Support for STOMP messaging

Like WaiverDB, we want to use Greenwave in environments which have a STOMP-compatible message bus (#107).

Per-package policies

The Greenwave focus document anticipated the need for per-package policies, as a way for package owners to opt in to extra checks. Therefore it was considered a low priority in the first implementation of Greenwave.

However, it turned out to be more important as a way to opt out of certain checks. For example, certain packages are too large to be tested by abidiff (see pull request 95). And the new Fedora CI Pipeline is only testing a small (but growing) subset of packages in the distribution (#61, #75).

Greenwave currently contains short-term solutions for both of those problems, but a more general way of expressing policies for specific packages is desired.

Finding the right value for “subject”

Greenwave is intentionally unaware of the meaning of the different keys and values making up the “subject” of each decision.
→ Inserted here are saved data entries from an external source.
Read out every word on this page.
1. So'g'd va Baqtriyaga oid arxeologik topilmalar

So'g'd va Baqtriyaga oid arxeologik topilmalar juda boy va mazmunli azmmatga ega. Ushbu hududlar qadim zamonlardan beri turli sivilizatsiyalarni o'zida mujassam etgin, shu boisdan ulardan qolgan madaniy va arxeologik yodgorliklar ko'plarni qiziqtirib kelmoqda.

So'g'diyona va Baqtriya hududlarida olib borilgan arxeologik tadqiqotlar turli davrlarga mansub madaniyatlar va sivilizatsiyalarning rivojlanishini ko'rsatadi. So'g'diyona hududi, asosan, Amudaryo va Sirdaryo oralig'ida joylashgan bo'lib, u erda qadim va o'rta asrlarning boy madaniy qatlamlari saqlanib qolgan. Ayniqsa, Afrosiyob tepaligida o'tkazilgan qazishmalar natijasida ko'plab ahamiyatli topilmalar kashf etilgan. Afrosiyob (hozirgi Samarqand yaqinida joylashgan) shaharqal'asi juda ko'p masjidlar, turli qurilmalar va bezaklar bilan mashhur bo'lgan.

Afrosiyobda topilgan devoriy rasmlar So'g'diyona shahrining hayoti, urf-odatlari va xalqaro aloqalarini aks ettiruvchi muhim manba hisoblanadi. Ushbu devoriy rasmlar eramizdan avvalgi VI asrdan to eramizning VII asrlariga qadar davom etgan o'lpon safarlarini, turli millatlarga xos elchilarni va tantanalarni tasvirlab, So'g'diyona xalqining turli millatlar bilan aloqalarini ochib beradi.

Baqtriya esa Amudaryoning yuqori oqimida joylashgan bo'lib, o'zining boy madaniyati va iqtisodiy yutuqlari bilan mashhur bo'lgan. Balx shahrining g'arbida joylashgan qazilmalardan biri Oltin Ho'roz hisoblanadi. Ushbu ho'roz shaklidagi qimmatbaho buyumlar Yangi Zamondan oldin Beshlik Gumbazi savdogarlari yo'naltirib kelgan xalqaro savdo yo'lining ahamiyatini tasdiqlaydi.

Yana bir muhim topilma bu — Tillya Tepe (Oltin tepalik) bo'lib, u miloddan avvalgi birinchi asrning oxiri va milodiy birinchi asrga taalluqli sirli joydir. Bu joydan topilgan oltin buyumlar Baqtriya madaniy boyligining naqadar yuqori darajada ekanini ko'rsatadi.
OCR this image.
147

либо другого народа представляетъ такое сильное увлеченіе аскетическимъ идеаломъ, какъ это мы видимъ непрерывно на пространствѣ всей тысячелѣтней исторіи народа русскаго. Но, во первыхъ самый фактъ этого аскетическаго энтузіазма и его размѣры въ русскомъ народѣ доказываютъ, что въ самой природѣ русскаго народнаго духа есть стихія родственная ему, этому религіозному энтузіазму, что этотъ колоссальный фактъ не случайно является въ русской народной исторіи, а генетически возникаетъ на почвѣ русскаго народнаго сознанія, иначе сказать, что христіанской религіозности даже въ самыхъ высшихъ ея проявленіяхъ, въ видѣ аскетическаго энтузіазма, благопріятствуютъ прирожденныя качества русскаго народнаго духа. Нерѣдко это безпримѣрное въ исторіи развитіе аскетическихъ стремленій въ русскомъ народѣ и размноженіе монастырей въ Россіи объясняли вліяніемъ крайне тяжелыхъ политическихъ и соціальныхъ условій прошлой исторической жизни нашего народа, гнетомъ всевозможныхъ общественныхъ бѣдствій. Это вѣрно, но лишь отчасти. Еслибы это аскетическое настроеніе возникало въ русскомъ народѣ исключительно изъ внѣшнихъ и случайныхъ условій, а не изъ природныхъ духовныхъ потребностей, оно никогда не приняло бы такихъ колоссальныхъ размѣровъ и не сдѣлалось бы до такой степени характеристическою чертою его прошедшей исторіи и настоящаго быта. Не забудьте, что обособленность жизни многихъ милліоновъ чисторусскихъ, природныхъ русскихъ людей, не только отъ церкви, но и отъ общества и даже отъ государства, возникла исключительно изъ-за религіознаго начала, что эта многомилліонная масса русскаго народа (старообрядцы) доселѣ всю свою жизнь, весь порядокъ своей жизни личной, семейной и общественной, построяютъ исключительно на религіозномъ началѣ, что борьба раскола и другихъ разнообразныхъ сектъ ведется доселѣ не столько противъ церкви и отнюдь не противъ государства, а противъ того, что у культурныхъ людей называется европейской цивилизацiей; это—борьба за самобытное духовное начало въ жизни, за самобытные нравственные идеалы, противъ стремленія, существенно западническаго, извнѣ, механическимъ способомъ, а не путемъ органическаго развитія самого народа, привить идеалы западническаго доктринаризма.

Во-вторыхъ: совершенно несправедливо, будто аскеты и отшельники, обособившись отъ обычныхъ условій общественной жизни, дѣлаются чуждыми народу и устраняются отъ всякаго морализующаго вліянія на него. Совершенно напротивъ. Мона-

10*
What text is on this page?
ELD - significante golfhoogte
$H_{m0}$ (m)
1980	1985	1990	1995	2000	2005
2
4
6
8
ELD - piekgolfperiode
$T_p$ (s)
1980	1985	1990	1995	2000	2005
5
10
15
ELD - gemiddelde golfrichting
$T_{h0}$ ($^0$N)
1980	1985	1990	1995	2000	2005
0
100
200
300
In the HTTP API, it is up to the caller to supply a suitable set of key-values describing the “subject” and Greenwave uses these as is to look up results in ResultsDB.

However this does not naturally translate into a message-driven asynchronous interface. When Greenwave receives a message about a new result or a new waiver, there is no clear way to determine which subset of the key-values make up the “subject” that consuming tools are interested in (#92).

And the design also led to some ambiguities when Bodhi needs a decision about an update which also consists of a set of builds (#68, #74).

It may be necessary to come up with a different design for how Greenwave and its consuming tools identify the “subject” of a decision.

User-defined policies

Greenwave currently represents policies as YAML configuration, which made the initial implementation very easy. However there is a downside: changing the policy effectively means changing Greenwave’s configuration. In the case of Fedora’s Greenwave deployment, this means patching Ansible roles (potentially with a freeze break exception), running a playbook to apply the configuration, and then having OpenShift re-deploy all pods.

As Greenwave becomes integral to the release process, we expect that users will be interested in defining their own policies. Here, “user” may mean people like distro QA representatives, product managers, or individual package owners. Every small tweak to the policy should not require the involvement of sysadmins.

This is related to the “per-package policies” item above. One possible way to support per-package policies is to make Greenwave consult a YAML policy file in the dist-git tree for each package when it makes a decision. Distro-wide policies would remain in Greenwave’s configuration. This design may be enough to satisfy this need for user-defined policies.

Another option is to replace the current YAML format for policies with a database representation, and provide an HTTP API, CLI, and web UI for viewing and updating policies.